Remote Database Schema Migration

I was sure that we could not get the schema for WyCash Plus right on the first try. I was familiar with Smaltalk-80's object migration mechanisms. I designed a version that could serve us in a commercial software distribution environment.

I chose to version each class independently and write that as a sequential integer in the serialized versions. Objects would be mutated to the current version on read. We supported all versions we ever had forever.

I recorded mutation vectors for each version to the present. These could add, remove and reorder fields within an object. One-off mutation methods handled the rare case where the vectors were not enough description.

We shipped migrations to our customers with each release to be performed on their own machines when needed without any intervention.

Occasionally we would send specific customers field patches that included migrations specific to their needs. This then folded into our ongoing development with no further attention. Different users might migrate in different orders so long as each abstraction migrated in sequence there was no problem.


I wrote a program that would manage a database of mutation vectors independent of our source code. This turned out to be hard for me to operate correctly. I was convinced fatal mistakes would be made so I discarded it in favor of hand-crafted vectors stored as an array per object in the running program.
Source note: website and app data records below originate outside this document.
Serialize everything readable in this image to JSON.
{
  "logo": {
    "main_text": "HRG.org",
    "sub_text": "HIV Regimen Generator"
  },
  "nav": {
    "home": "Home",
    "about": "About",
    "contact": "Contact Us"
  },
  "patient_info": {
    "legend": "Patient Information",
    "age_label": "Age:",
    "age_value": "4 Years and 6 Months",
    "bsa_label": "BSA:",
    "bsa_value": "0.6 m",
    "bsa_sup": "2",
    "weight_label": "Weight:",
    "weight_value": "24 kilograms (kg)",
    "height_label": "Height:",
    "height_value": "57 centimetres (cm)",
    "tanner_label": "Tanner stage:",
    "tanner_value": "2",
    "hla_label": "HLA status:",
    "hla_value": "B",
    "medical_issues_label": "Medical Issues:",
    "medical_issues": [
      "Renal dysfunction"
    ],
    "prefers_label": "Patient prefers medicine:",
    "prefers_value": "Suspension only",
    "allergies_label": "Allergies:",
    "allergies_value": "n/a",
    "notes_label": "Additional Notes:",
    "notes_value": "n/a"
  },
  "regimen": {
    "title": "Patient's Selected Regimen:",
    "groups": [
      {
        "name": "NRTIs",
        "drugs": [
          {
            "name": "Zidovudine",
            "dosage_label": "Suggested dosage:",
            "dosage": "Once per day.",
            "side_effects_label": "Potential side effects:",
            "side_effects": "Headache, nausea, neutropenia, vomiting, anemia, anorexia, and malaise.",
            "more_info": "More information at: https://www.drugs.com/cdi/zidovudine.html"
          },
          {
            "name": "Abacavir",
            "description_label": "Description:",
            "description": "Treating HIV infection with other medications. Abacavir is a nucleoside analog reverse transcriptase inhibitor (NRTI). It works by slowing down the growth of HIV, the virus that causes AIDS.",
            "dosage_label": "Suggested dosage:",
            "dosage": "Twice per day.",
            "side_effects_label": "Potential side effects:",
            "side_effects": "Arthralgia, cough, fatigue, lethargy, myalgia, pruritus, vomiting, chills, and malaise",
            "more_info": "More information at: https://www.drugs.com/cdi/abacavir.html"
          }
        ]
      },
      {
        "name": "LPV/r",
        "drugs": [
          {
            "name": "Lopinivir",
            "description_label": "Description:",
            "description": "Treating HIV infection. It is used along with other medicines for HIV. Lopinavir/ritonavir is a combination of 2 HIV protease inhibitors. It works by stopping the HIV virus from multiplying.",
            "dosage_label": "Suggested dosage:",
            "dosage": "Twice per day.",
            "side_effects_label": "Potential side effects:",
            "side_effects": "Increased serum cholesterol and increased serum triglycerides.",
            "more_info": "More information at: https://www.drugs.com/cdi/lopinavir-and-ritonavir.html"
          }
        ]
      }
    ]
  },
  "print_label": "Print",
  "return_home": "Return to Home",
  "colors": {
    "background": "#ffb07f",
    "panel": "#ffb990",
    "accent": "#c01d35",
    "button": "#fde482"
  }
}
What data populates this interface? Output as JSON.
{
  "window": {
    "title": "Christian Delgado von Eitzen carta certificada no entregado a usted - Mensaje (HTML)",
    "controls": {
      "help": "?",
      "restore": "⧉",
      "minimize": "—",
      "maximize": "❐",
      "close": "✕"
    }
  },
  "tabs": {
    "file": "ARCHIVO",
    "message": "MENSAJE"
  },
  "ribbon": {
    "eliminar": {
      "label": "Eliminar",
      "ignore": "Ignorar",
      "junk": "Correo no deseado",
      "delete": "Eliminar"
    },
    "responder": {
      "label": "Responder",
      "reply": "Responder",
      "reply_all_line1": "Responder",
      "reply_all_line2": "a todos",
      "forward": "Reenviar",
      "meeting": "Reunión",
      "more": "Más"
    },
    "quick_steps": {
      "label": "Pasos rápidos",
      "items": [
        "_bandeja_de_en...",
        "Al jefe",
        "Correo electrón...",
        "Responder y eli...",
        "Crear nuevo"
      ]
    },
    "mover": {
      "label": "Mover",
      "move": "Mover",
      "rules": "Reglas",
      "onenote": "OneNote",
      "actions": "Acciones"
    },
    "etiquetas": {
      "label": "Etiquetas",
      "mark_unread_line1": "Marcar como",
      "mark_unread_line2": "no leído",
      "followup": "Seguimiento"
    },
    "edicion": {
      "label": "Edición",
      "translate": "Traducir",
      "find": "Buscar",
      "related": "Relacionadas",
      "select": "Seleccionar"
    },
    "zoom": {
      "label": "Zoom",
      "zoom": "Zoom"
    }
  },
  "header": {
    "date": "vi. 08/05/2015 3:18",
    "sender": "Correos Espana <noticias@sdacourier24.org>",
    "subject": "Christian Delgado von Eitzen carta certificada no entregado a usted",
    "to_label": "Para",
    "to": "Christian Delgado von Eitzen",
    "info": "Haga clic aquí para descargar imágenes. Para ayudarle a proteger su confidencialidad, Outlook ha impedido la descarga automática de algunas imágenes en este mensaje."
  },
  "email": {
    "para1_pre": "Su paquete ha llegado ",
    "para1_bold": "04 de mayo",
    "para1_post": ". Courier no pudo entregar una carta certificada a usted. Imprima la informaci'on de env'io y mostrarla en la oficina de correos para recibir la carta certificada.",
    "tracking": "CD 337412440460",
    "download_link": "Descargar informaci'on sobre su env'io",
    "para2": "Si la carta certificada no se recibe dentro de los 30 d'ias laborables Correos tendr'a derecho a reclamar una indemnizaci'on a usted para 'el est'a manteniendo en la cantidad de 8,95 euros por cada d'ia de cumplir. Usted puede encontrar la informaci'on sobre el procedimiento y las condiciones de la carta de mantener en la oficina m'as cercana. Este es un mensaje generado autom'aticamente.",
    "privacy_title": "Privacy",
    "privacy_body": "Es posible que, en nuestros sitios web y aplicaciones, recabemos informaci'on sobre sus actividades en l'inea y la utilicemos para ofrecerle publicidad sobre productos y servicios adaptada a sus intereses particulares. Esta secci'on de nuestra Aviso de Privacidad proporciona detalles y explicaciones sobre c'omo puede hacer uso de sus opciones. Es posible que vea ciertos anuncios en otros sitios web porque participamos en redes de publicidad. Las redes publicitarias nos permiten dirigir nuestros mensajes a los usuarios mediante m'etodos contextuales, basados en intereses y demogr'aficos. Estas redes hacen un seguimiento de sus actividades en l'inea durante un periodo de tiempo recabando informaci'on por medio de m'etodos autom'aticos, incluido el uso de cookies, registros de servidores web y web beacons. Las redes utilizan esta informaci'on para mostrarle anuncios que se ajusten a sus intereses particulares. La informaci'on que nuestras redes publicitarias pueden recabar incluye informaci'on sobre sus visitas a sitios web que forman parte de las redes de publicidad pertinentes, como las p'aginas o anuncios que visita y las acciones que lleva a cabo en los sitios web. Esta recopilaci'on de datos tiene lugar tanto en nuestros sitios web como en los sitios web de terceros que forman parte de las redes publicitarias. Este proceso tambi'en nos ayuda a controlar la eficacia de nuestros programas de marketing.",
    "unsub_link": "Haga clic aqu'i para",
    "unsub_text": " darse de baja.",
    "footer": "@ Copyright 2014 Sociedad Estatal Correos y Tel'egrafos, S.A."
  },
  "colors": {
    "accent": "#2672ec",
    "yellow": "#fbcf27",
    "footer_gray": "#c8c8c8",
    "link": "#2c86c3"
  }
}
Alan Darlington became most skillful of our group managing these resources. We would change what ever we wanted in development and then design the migrations to be delivered, consulting Alan if necessary.

Alan Darlington eventually discovered a way to keep primary data in source code comments and use a "do it" to generate correct mutation vector arrays when needed. This was genius. It keep our version history in the source code management where it belonged.


We were replacing spreadsheets and chose the same open/save approach to persistence.

We supplemented this with a transaction log that could be read on startup to recover unsaved data.

One customer didn't know that save was expected and only ever turned off their PC when their work was done. When startup starting getting slow we suggested a save. All was better.

We concocted a small scale sharing mechanism coded by reading each others recovery logs. This delayed the "high volume" implementation on top of a shared database.

We rewrote our serialization to use binary data rather than parsing text strings. We stored these records in a db with four tables: instruments, transactions, portfolios and other. Our mutation mechanisms survived this conversion.

We found that interning symbols was slowing reading. We tried rewriting this as a custom primitive with no significant improvement. Success came with inserting our own symbol table in front of the system symbol table. With only our own symbols we achieved near perfect hashing.


We let powerful database structures emerge. For example some instruments contained the transaction that provided collateral to the investment. This bundle would be saved in the instrument table without touching the transaction table unless the collateral were redeemed.

I've described to others how we let our implementation evolve. Others would claim that such flexibility would be impossible and cited database migration as an overwhelming cost. When I described our solution I was told that I cheated by changing the rules. Imagine that.